- The Washington Times - Monday, September 28, 2009

Maybe now, with the Redskins in their most abysmal state since the ‘60s, the Wizards and Capitals can build their fan bases by siphoning off those disenchanted with the football team.

And there is a deep well of antipathy toward the Redskins. You could hear it in the boos that rained down on the Redskins in their dispirited 9-7 victory at home. You could hear it on the airwaves last week. And you are going hear it at full throttle this week after the Redskins lost to the dreadful Lions on Sunday.

All the acrimony has little to do with this version of the Redskins, although losing to a team that had dropped 19 games in a row is difficult to swallow. It has a lot to do with the Redskins going nowhere season after season. It has everything to do with the Redskins winning the Super Bowl each offseason with this or that big-name signing and then looking lost and uninterested in the regular season.

So now there is the sense among many of the faithful that enough is enough, that nothing ever is going to change with this once-proud franchise so long as Dan Snyder is the owner.

Snyder, fair or not, embodies all that is wrong with the team, at least as far as the fans are concerned. They hate the owner. And they are puzzled by the coach, a decent man who is not going to get the time he needs to develop. And they no longer are in the mood to accept it, not after all these years.

That is the opportunity before the Wizards and Caps, with one team poised to recover from two-plus seasons of injuries and the other seemingly ready to make a run at the Stanley Cup.

These franchises boast the most marketable athletes in the region in Gilbert Arenas and Alex Ovechkin. They are entertaining teams to watch, the opposite of following the offensively challenged Redskins. And they are able to go about their business without all the drama that is endemic to the Redskins.

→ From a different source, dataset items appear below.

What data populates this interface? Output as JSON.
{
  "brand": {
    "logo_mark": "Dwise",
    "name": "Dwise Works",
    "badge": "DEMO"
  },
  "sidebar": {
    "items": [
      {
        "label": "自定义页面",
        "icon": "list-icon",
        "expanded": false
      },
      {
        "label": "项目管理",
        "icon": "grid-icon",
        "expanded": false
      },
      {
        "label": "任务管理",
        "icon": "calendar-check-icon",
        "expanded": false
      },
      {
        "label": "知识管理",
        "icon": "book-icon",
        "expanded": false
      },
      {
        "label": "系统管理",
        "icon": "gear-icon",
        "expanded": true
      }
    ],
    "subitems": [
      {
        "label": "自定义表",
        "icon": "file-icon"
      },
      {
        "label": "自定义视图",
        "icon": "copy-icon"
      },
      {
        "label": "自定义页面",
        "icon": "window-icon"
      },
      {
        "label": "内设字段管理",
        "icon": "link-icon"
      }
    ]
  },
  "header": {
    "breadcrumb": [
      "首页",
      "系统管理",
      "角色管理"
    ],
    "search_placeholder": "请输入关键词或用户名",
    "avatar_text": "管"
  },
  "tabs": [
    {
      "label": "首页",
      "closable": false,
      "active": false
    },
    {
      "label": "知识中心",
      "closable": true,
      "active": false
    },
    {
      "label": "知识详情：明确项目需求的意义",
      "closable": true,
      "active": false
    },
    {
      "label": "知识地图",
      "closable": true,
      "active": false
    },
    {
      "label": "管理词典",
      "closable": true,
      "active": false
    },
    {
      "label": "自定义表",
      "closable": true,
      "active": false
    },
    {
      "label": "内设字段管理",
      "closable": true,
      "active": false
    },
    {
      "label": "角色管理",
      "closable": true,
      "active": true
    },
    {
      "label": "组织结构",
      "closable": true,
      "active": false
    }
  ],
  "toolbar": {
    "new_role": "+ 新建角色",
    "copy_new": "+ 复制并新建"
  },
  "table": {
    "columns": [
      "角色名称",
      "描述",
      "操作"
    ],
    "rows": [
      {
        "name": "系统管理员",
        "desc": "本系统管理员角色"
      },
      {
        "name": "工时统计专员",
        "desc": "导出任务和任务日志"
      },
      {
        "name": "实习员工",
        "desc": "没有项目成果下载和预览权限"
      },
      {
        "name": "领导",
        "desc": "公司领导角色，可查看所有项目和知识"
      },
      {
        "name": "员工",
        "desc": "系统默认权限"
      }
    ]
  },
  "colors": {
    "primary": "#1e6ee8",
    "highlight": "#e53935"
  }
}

The Wizards and Caps do not have the parking-related issues that dog the Redskins. They are not oblivious to perceptions, as the Redskins sometimes appear to be. They are never accused of trying to squeeze one more dollar out of their fan base, as the Redskins routinely are.

These teams recognize the importance of stability and the danger in thinking that the next available big name is going to be the savior. And the Redskins are destined to hire another savior, whether it will be Bill Cowher, Mike Shanahan or Jon Gruden.

There will be another new system to learn. There probably will be another new quarterback to follow as well. The fans of the team already know how it will turn out, too. It will turn out like all the previous savior-comes-to-the-rescue missions.

The Wizards and Caps have no such burden in their recent pasts. The Wizards, healthy at long last, are looking to go deep into the playoffs this season. The Caps are thinking maybe they are just one lucky bounce of the puck away from being the next Stanley Cup champions after taking the eventual-champion Penguins to seven games last spring.

These teams have personality galore and a certain flair about them.

Ours long has been a Redskins town. But all that devotion is being squandered by the collective dysfunction of the franchise and its ineptitude on and off the field. It is too much. It has endured too long.

The sports public can take its support elsewhere and at least not develop an ulcer over it.

The Wizards and Caps will begin their seasons just in time to offer a diversion from a Redskins season that is already finished.

You want hope instead of the hopelessness of the Redskins?

Hope has taken root in Tony Cheng’s neighborhood with the Wizards and Caps.